Metadata-Version: 2.1
Name: rfcc
Version: 1.0.0
Summary: RFCC: Random Forest Consensus Clustering for Regression and Classification
Home-page: https://github.com/IngoMarquart/RFCC
Author: Ingo Marquart
Author-email: ingo.marquart@esmt.org
License: MIT
Description: # Python RFCC - Data understanding, clustering and outlier detection for regression and classification tasks
        
        Random forests are invariant and robust estimators that can fit complex interactions between input data of different types and binary, categorical, or continuous outcome variables, including those with multiple dimensions.
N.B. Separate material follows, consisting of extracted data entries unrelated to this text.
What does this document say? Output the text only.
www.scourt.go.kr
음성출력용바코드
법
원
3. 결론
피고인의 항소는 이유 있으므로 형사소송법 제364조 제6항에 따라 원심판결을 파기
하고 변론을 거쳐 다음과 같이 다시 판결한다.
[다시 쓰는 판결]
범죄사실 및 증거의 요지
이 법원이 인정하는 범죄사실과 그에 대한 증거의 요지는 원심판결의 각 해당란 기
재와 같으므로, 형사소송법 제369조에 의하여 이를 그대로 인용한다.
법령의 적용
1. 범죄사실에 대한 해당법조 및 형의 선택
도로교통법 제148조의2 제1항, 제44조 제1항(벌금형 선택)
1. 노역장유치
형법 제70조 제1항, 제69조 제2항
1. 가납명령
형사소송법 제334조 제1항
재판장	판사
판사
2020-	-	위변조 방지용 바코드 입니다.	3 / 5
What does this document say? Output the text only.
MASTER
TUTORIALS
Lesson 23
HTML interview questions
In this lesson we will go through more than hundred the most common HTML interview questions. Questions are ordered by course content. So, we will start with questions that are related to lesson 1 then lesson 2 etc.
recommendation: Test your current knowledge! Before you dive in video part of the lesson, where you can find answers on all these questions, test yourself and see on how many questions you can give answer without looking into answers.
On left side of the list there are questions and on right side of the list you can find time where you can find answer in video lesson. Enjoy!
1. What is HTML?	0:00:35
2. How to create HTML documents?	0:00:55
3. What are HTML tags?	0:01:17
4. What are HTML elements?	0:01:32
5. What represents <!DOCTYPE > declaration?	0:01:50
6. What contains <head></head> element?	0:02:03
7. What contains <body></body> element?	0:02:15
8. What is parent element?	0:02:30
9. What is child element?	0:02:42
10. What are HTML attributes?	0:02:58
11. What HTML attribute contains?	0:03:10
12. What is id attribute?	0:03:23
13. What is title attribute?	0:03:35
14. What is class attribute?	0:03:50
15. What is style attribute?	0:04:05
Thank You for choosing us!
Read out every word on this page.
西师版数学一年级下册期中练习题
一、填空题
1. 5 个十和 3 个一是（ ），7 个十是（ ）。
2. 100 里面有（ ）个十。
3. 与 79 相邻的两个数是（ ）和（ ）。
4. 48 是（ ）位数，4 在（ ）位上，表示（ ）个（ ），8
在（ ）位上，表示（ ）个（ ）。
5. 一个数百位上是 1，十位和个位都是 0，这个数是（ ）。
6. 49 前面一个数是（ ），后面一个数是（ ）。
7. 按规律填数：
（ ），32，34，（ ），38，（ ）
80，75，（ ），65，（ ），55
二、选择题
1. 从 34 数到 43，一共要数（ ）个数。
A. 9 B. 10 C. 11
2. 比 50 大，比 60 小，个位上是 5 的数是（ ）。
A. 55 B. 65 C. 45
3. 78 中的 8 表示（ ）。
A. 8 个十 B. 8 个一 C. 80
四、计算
In addition to these desirable properties, random forests impose a structure on the observations from which researchers and data analysts can infer clusters or groups of interest. 
        
        You can use these clusters to:
        
        - structure your data,
        
        - elucidate new patterns of how features influence outcomes,
        
        - define subgroups for further analysis, 
        
        - derive prototypical observations, 
        
        - identify outlier observations, 
        
        - catch mislabeled data, 
        
        - evaluate the performance of the estimation model in more detail.
        
        Random Forest Consensus Clustering and implement is implemented in the Scikit-Learn / SciPy data science ecosystem. This algorithm differs from prior approaches by making use of the entire tree structure. Observations become proximate if they follow similar decision paths across trees of a random forest.
        
        More info in here:
        
        ```
        Marquart, Ingo and Koca Marquart, Ebru, RFCC: Random Forest Consensus Clustering for Regression and Classification (March 19, 2021). Available at SSRN: https://ssrn.com/abstract=3807828 or http://dx.doi.org/10.2139/ssrn.3807828
        ```
        
        
        Example
        
        # Installation
        
        
        # Usage
        
        Let's illustrate the approach with a simple example. We will be regression the miles-per-gallon in the city (__cty__) performance of a set of
        cars on the class (compact, pick-up etc.), the number of cylinders and the engine displacement.
        
        The data is available in the pydataset package
        ```python
        dataset=data("mpg")
        y_col=["cty"]
        x_col=['displ', 'class' , 'cyl']
        Y=dataset[y_col]
        X=dataset[x_col]
        print(X.head(5))
        ```
        
        ```python
           displ    class  cyl
        1    1.8  compact    4
        2    1.8  compact    4
        3    2.0  compact    4
        4    2.0  compact    4
        5    2.8  compact    6
        ```
        
        We want __class__ and __cyl__ to be treated as categorical variable, so we'll keep track of these columns.
        
        ## Initialization and model choice
        
        The first step is to initialize the model, much like one would initialize an scikit-learn model.
        The main class is __cluster_model__ from the rfcc package.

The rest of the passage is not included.